Dr. LaTrea Shine has had a passion for education for most of her life. “My father is very into education and he pushed me to get the highest level of education possible,” she said smiling. So after she finished her four-year degree for Management Information Systems at the University of Georgia in 1997, she immediately went out to pursue and receive her MBA at NC State.
Dr. Shine joined Lenovo in 1997. A few years after finishing her Masters, she started to think about getting her Ph.D. “I have always been interested in IT, ” she said, “So it made sense for me to get my Ph.D. in this field. She wanted to go to campus, but with three kids, it was not a feasible option. So she enrolled at Capella Online University and started the process of obtaining her Ph.D.
It took seven years, a lot of hard work, countless hours at Starbucks, and so much more, but Dr. Shine made it her mission to get the Ph.D. “I had a very supportive manager, ” she said. “It was so helpful because I was able to take time off to review drafts and do the work required to get the degree.” In addition to having the support of her manager, her co-workers were excited as well. IT is a mostly male-dominated career. “It felt like they wanted me to win,” she said, of her co-workers who watched her through the years as she continued to pursue her Ph.D.

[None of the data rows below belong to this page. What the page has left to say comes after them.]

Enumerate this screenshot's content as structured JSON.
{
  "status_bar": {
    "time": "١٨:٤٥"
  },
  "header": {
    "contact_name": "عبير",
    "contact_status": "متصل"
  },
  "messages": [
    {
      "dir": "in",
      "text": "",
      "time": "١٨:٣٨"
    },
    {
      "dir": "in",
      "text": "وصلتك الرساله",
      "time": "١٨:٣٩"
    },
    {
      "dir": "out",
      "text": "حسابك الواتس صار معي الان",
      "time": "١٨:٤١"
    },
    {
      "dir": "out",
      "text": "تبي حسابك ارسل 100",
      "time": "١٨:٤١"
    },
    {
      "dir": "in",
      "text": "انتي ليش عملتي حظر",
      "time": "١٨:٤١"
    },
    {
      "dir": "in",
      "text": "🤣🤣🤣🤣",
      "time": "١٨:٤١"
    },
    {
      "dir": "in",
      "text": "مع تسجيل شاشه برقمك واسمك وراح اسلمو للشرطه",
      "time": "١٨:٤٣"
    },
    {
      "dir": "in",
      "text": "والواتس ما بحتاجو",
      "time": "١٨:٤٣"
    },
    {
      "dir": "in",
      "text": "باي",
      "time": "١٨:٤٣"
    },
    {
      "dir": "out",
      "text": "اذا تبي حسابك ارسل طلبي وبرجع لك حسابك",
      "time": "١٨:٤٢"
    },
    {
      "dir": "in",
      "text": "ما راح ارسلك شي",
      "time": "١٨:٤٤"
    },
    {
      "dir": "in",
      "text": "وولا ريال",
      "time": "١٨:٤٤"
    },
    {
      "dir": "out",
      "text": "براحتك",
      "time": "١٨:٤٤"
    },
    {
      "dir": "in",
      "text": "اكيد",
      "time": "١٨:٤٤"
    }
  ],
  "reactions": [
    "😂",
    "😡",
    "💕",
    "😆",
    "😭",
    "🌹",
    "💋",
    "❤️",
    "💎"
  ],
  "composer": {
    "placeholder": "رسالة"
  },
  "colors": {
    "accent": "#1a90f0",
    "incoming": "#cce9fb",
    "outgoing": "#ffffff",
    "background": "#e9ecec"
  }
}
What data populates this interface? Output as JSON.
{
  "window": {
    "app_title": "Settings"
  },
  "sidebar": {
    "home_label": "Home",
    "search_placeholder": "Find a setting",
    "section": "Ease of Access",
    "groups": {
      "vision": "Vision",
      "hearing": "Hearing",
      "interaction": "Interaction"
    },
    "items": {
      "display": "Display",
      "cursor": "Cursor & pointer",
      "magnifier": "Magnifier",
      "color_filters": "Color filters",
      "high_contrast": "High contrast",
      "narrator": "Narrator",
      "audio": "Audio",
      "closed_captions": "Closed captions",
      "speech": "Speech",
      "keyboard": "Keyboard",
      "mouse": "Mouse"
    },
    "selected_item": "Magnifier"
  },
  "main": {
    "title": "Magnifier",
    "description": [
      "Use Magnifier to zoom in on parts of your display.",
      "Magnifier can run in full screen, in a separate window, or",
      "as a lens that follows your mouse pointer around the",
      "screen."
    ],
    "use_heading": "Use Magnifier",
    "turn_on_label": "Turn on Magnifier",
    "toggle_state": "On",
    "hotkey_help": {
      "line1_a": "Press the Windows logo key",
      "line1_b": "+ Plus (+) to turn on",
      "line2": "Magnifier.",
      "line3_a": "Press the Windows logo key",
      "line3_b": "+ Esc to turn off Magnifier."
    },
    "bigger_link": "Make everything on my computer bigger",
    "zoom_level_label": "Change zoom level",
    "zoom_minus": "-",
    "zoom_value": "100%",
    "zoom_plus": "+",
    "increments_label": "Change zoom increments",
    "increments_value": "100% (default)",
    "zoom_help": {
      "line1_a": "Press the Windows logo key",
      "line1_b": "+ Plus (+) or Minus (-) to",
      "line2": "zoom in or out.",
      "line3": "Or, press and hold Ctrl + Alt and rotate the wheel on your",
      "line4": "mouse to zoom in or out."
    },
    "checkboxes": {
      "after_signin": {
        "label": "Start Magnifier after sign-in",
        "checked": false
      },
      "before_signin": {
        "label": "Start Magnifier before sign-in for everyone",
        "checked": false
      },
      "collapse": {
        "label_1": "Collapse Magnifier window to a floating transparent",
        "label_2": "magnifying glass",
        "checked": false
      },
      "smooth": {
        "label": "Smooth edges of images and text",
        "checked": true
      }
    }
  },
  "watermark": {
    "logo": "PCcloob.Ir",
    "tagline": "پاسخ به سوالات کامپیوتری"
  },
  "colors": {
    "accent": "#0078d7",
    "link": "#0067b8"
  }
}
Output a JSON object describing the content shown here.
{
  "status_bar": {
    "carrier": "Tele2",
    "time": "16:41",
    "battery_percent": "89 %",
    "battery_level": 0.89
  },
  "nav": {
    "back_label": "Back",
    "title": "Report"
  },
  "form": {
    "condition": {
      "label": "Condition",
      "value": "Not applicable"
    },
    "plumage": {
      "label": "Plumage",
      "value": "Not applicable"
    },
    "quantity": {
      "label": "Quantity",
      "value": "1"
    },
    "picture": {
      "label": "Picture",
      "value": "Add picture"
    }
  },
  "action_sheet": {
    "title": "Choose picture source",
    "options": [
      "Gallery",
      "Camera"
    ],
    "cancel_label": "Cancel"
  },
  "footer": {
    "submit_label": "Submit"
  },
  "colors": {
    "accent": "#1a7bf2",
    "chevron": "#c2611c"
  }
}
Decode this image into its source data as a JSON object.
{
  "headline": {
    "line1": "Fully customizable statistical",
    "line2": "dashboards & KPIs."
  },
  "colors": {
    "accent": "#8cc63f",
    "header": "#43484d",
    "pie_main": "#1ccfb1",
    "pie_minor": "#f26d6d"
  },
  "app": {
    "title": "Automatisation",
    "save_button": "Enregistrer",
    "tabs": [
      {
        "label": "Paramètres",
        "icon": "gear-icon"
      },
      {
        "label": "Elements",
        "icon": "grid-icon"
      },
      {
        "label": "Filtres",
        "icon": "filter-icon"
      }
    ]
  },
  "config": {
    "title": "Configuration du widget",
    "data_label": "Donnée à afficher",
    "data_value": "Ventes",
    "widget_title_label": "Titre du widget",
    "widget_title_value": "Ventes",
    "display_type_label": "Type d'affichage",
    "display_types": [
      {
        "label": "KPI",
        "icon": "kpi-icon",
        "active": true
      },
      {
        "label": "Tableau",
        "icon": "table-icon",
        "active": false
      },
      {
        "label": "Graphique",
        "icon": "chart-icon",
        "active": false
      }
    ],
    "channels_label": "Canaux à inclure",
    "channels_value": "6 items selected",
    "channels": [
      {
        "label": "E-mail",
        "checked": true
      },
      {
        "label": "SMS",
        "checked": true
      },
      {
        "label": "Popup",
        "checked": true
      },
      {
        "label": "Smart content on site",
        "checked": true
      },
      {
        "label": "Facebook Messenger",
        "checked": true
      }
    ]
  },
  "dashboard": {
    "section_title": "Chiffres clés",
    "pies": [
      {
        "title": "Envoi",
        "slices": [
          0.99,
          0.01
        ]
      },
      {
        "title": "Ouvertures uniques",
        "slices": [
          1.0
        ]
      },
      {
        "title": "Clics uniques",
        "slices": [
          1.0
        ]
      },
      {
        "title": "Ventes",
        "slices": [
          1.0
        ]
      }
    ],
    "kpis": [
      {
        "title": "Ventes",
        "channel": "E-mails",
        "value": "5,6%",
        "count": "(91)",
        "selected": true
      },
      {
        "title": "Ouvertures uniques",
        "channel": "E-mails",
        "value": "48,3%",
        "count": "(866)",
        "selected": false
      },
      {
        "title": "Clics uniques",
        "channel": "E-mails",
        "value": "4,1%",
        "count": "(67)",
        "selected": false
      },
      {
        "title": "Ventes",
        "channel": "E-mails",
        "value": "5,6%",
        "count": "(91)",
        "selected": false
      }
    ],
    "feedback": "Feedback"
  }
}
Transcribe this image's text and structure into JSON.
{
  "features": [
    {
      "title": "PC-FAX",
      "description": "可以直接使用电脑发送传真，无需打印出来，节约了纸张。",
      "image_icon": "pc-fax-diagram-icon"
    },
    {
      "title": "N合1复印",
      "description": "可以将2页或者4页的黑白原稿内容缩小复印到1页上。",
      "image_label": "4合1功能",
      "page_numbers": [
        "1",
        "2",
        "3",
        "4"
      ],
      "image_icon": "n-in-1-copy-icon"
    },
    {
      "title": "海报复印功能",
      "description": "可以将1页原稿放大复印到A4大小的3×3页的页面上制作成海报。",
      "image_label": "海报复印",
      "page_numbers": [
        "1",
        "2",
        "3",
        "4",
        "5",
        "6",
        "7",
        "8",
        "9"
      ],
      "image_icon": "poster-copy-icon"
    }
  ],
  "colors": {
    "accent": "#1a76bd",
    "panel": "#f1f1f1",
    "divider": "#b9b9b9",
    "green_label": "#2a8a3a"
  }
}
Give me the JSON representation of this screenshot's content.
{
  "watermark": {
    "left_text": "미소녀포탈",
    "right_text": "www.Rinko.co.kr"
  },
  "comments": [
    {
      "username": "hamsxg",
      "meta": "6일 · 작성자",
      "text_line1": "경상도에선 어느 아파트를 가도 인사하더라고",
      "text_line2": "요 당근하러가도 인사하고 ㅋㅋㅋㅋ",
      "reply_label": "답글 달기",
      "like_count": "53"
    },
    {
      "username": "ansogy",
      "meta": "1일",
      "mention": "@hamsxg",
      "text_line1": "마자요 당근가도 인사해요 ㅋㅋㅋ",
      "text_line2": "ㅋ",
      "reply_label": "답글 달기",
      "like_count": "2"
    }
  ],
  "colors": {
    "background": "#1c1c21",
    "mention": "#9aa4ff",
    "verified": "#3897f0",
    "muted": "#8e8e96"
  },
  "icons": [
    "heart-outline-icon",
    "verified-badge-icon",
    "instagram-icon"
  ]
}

I was most impressed with Dr. Shine’s quest to pursue her degree because while this was going on, she was raising three kids. “I had to treat my pursuit of my Ph.D. like a job,” she says. She dedicated a significant part of her evenings and weekends to work on the degree. After picking up her kids and having dinner together, she would head off to Starbucks each night to put in serious work. “The people at Starbucks knew my name and my order,” she laughed. “I was there all the time!”
Her thesis centered on the learning styles of men and women. “I wanted to see the differences in their learning styles and if these differences impacted their leadership styles,” she explained. Through her research, she discovered that, surprisingly, our learning styles were not so drastic that it caused a decline in leadership. I met Dr. Shine at a presentation of her thesis to a group of women in technology and I too was surprised at the results. Women are often criticized for our leadership styles differing from men. Her research proves this is not the case.
Dr. Shine’s quest for education is not complete. She wants to complete more research in her field and hopes to publish a journal within a year. Through all the obstacles standing in her way, Dr. Shine never lost sight of her goal. “If it’s your passion, then you can find a way to get it done,” she says. “It’s all about making the commitment.”